Broadway had known Lee since middle school. They were best friends and he fixed her up with his friends. But when she was a senior in high school, he realized that his feelings for Lee were more than friendship.
“I remember writing her this letter and just spilling my guts to her,” Broadway said. “I thought ‘How is she going to respond to this?’”
Lee responded by sharing his feelings and they started dating. A year later, she had their first child, Adair, when Lee was 18, and Broadway, 19. Six years later, she had their second daughter Averi, and Broadway felt content.
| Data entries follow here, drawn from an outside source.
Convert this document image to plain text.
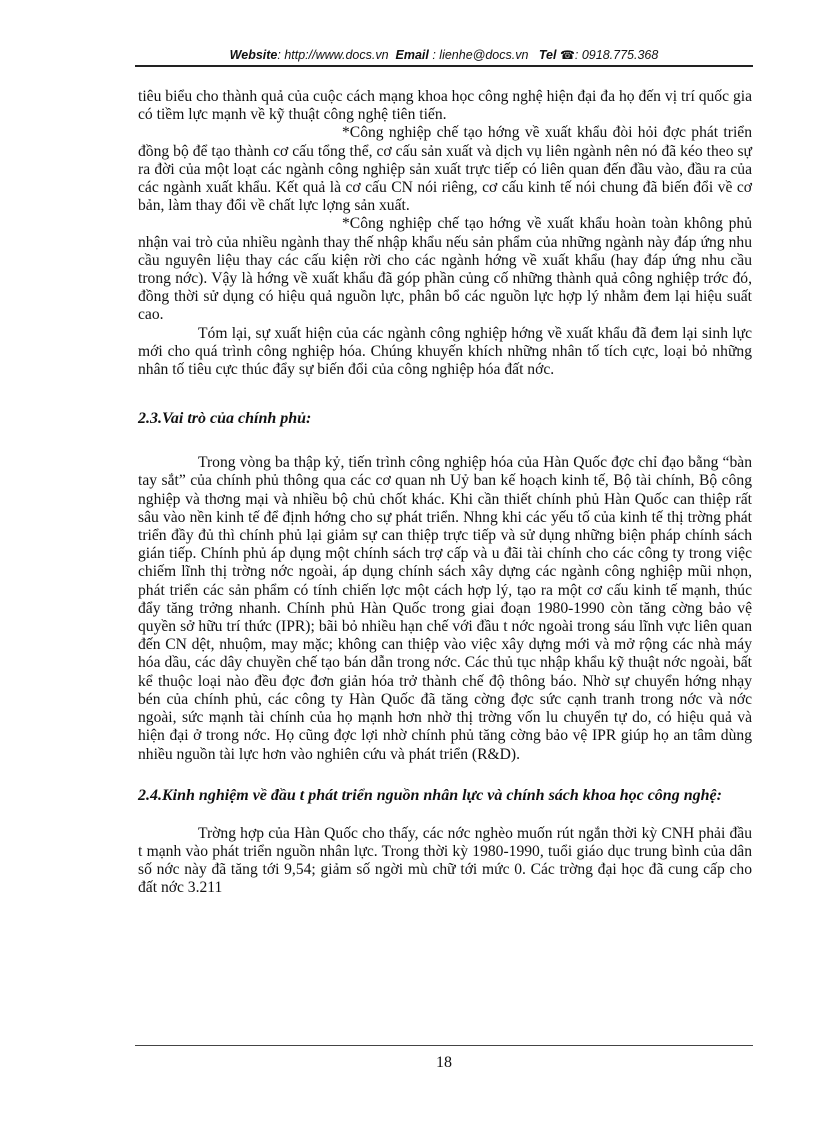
Website: http://www.docs.vn Email : lienhe@docs.vn Tel ☎: 0918.775.368

tiêu biểu cho thành quả của cuộc cách mạng khoa học công nghệ hiện đại đa họ đến vị trí quốc gia có tiềm lực mạnh về kỹ thuật công nghệ tiên tiến.

*Công nghiệp chế tạo hớng về xuất khẩu đòi hỏi đợc phát triển đồng bộ để tạo thành cơ cấu tổng thể, cơ cấu sản xuất và dịch vụ liên ngành nên nó đã kéo theo sự ra đời của một loạt các ngành công nghiệp sản xuất trực tiếp có liên quan đến đầu vào, đầu ra của các ngành xuất khẩu. Kết quả là cơ cấu CN nói riêng, cơ cấu kinh tế nói chung đã biến đổi về cơ bản, làm thay đổi về chất lực lợng sản xuất.

*Công nghiệp chế tạo hớng về xuất khẩu hoàn toàn không phủ nhận vai trò của nhiều ngành thay thế nhập khẩu nếu sản phẩm của những ngành này đáp ứng nhu cầu nguyên liệu thay các cấu kiện rời cho các ngành hớng về xuất khẩu (hay đáp ứng nhu cầu trong nớc). Vậy là hớng về xuất khẩu đã góp phần củng cố những thành quả công nghiệp trớc đó, đồng thời sử dụng có hiệu quả nguồn lực, phân bổ các nguồn lực hợp lý nhằm đem lại hiệu suất cao.

Tóm lại, sự xuất hiện của các ngành công nghiệp hớng về xuất khẩu đã đem lại sinh lực mới cho quá trình công nghiệp hóa. Chúng khuyến khích những nhân tố tích cực, loại bỏ những nhân tố tiêu cực thúc đẩy sự biến đổi của công nghiệp hóa đất nớc.

2.3.Vai trò của chính phủ:

Trong vòng ba thập kỷ, tiến trình công nghiệp hóa của Hàn Quốc đợc chỉ đạo bằng “bàn tay sắt” của chính phủ thông qua các cơ quan nh Uỷ ban kế hoạch kinh tế, Bộ tài chính, Bộ công nghiệp và thơng mại và nhiều bộ chủ chốt khác. Khi cần thiết chính phủ Hàn Quốc can thiệp rất sâu vào nền kinh tế để định hớng cho sự phát triển. Nhng khi các yếu tố của kinh tế thị trờng phát triển đầy đủ thì chính phủ lại giảm sự can thiệp trực tiếp và sử dụng những biện pháp chính sách gián tiếp. Chính phủ áp dụng một chính sách trợ cấp và u đãi tài chính cho các công ty trong việc chiếm lĩnh thị trờng nớc ngoài, áp dụng chính sách xây dựng các ngành công nghiệp mũi nhọn, phát triển các sản phẩm có tính chiến lợc một cách hợp lý, tạo ra một cơ cấu kinh tế mạnh, thúc đẩy tăng trởng nhanh. Chính phủ Hàn Quốc trong giai đoạn 1980-1990 còn tăng cờng bảo vệ quyền sở hữu trí thức (IPR); bãi bỏ nhiều hạn chế với đầu t nớc ngoài trong sáu lĩnh vực liên quan đến CN dệt, nhuộm, may mặc; không can thiệp vào việc xây dựng mới và mở rộng các nhà máy hóa dầu, các dây chuyền chế tạo bán dẫn trong nớc. Các thủ tục nhập khẩu kỹ thuật nớc ngoài, bất kể thuộc loại nào đều đợc đơn giản hóa trở thành chế độ thông báo. Nhờ sự chuyển hớng nhạy bén của chính phủ, các công ty Hàn Quốc đã tăng cờng đợc sức cạnh tranh trong nớc và nớc ngoài, sức mạnh tài chính của họ mạnh hơn nhờ thị trờng vốn lu chuyển tự do, có hiệu quả và hiện đại ở trong nớc. Họ cũng đợc lợi nhờ chính phủ tăng cờng bảo vệ IPR giúp họ an tâm dùng nhiều nguồn tài lực hơn vào nghiên cứu và phát triển (R&D).

2.4.Kinh nghiệm về đầu t phát triển nguồn nhân lực và chính sách khoa học công nghệ:

Trờng hợp của Hàn Quốc cho thấy, các nớc nghèo muốn rút ngắn thời kỳ CNH phải đầu t mạnh vào phát triển nguồn nhân lực. Trong thời kỳ 1980-1990, tuổi giáo dục trung bình của dân số nớc này đã tăng tới 9,54; giảm số ngời mù chữ tới mức 0. Các trờng đại học đã cung cấp cho đất nớc 3.211

18
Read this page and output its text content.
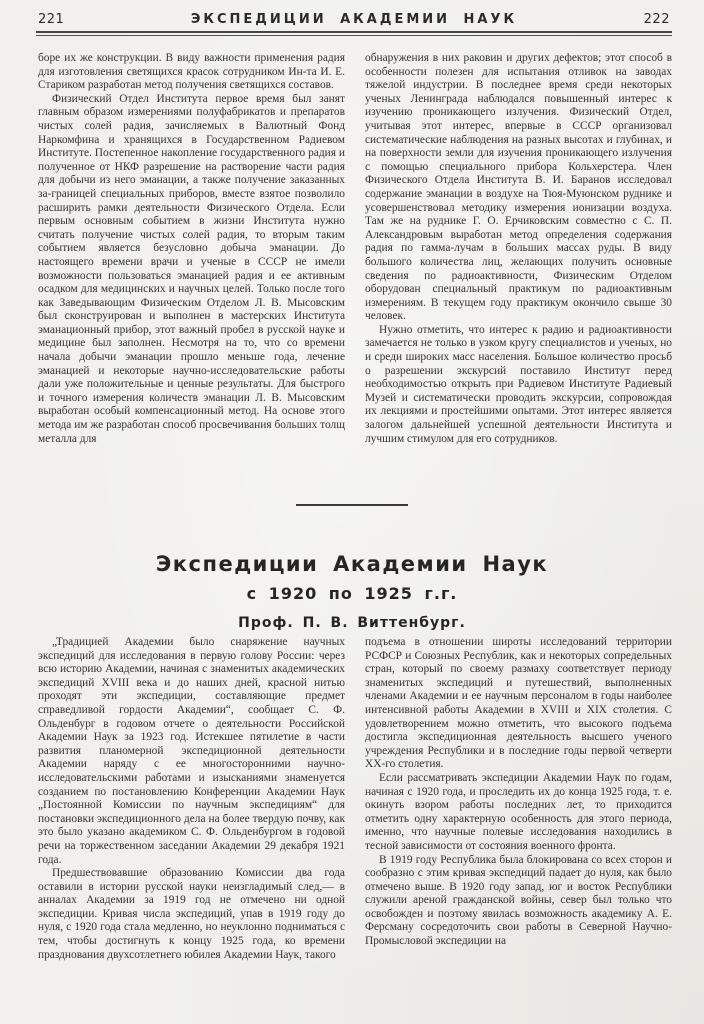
221	ЭКСПЕДИЦИИ АКАДЕМИИ НАУК	222

боре их же конструкции. В виду важности применения радия для изготовления светящихся красок сотрудником Ин-та И. Е. Стариком разработан метод получения светящихся составов.

Физический Отдел Института первое время был занят главным образом измерениями полуфабрикатов и препаратов чистых солей радия, зачисляемых в Валютный Фонд Наркомфина и хранящихся в Государственном Радиевом Институте. Постепенное накопление государственного радия и полученное от НКФ разрешение на растворение части радия для добычи из него эманации, а также получение заказанных за-границей специальных приборов, вместе взятое позволило расширить рамки деятельности Физического Отдела. Если первым основным событием в жизни Института нужно считать получение чистых солей радия, то вторым таким событием является безусловно добыча эманации. До настоящего времени врачи и ученые в СССР не имели возможности пользоваться эманацией радия и ее активным осадком для медицинских и научных целей. Только после того как Заведывающим Физическим Отделом Л. В. Мысовским был сконструирован и выполнен в мастерских Института эманационный прибор, этот важный пробел в русской науке и медицине был заполнен. Несмотря на то, что со времени начала добычи эманации прошло меньше года, лечение эманацией и некоторые научно-исследовательские работы дали уже положительные и ценные результаты. Для быстрого и точного измерения количеств эманации Л. В. Мысовским выработан особый компенсационный метод. На основе этого метода им же разработан способ просвечивания больших толщ металла для

обнаружения в них раковин и других дефектов; этот способ в особенности полезен для испытания отливок на заводах тяжелой индустрии. В последнее время среди некоторых ученых Ленинграда наблюдался повышенный интерес к изучению проникающего излучения. Физический Отдел, учитывая этот интерес, впервые в СССР организовал систематические наблюдения на разных высотах и глубинах, и на поверхности земли для изучения проникающего излучения с помощью специального прибора Кольхерстера. Член Физического Отдела Института В. И. Баранов исследовал содержание эманации в воздухе на Тюя-Муюнском руднике и усовершенствовал методику измерения ионизации воздуха. Там же на руднике Г. О. Ерчиковским совместно с С. П. Александровым выработан метод определения содержания радия по гамма-лучам в больших массах руды. В виду большого количества лиц, желающих получить основные сведения по радиоактивности, Физическим Отделом оборудован специальный практикум по радиоактивным измерениям. В текущем году практикум окончило свыше 30 человек.

Нужно отметить, что интерес к радию и радиоактивности замечается не только в узком кругу специалистов и ученых, но и среди широких масс населения. Большое количество просьб о разрешении экскурсий поставило Институт перед необходимостью открыть при Радиевом Институте Радиевый Музей и систематически проводить экскурсии, сопровождая их лекциями и простейшими опытами. Этот интерес является залогом дальнейшей успешной деятельности Института и лучшим стимулом для его сотрудников.

Экспедиции Академии Наук
с 1920 по 1925 г.г.
Проф. П. В. Виттенбург.

„Традицией Академии было снаряжение научных экспедиций для исследования в первую голову России: через всю историю Академии, начиная с знаменитых академических экспедиций XVIII века и до наших дней, красной нитью проходят эти экспедиции, составляющие предмет справедливой гордости Академии“, сообщает С. Ф. Ольденбург в годовом отчете о деятельности Российской Академии Наук за 1923 год. Истекшее пятилетие в части развития планомерной экспедиционной деятельности Академии наряду с ее многосторонними научно-исследовательскими работами и изысканиями знаменуется созданием по постановлению Конференции Академии Наук „Постоянной Комиссии по научным экспедициям“ для постановки экспедиционного дела на более твердую почву, как это было указано академиком С. Ф. Ольденбургом в годовой речи на торжественном заседании Академии 29 декабря 1921 года.

Предшествовавшие образованию Комиссии два года оставили в истории русской науки неизгладимый след,— в анналах Академии за 1919 год не отмечено ни одной экспедиции. Кривая числа экспедиций, упав в 1919 году до нуля, с 1920 года стала медленно, но неуклонно подниматься с тем, чтобы достигнуть к концу 1925 года, ко времени празднования двухсотлетнего юбилея Академии Наук, такого

подъема в отношении широты исследований территории РСФСР и Союзных Республик, как и некоторых сопредельных стран, который по своему размаху соответствует периоду знаменитых экспедиций и путешествий, выполненных членами Академии и ее научным персоналом в годы наиболее интенсивной работы Академии в XVIII и XIX столетия. С удовлетворением можно отметить, что высокого подъема достигла экспедиционная деятельность высшего ученого учреждения Республики и в последние годы первой четверти XX-го столетия.

Если рассматривать экспедиции Академии Наук по годам, начиная с 1920 года, и проследить их до конца 1925 года, т. е. окинуть взором работы последних лет, то приходится отметить одну характерную особенность для этого периода, именно, что научные полевые исследования находились в тесной зависимости от состояния военного фронта.

В 1919 году Республика была блокирована со всех сторон и сообразно с этим кривая экспедиций падает до нуля, как было отмечено выше. В 1920 году запад, юг и восток Республики служили ареной гражданской войны, север был только что освобожден и поэтому явилась возможность академику А. Е. Ферсману сосредоточить свои работы в Северной Научно-Промысловой экспедиции на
“I thought we were done. Lee wanted a son because the first two were girls,” Broadway said.
Then they had Alex, now 10, and finally a boy Adrien, now 8 years old.
Lee devoted her life to her children.
“She just appreciated everything about being a mom from doing homework to field trips with them and (being) in the classroom,” Broadway said. "She based her life around it."
The family has received support from people around the world and that helps Broadway and his children feel comforted.
“It’s just mind-blowing to see,” he said.
Broadway said he’ll miss having adventures, and even down times, with Lee, and hopes that others who hear her story remember to love their friends and family.
“I hope people just learn to love your love(d) ones every minute of every day and not to take it for granted. Lee and I both took things for granted and it is me just wishing I could say one last thing to her and do one last thing for her,” he said.
Friends and family of the Broadway family have set up a GoFundMe page to help support the family during this difficult time.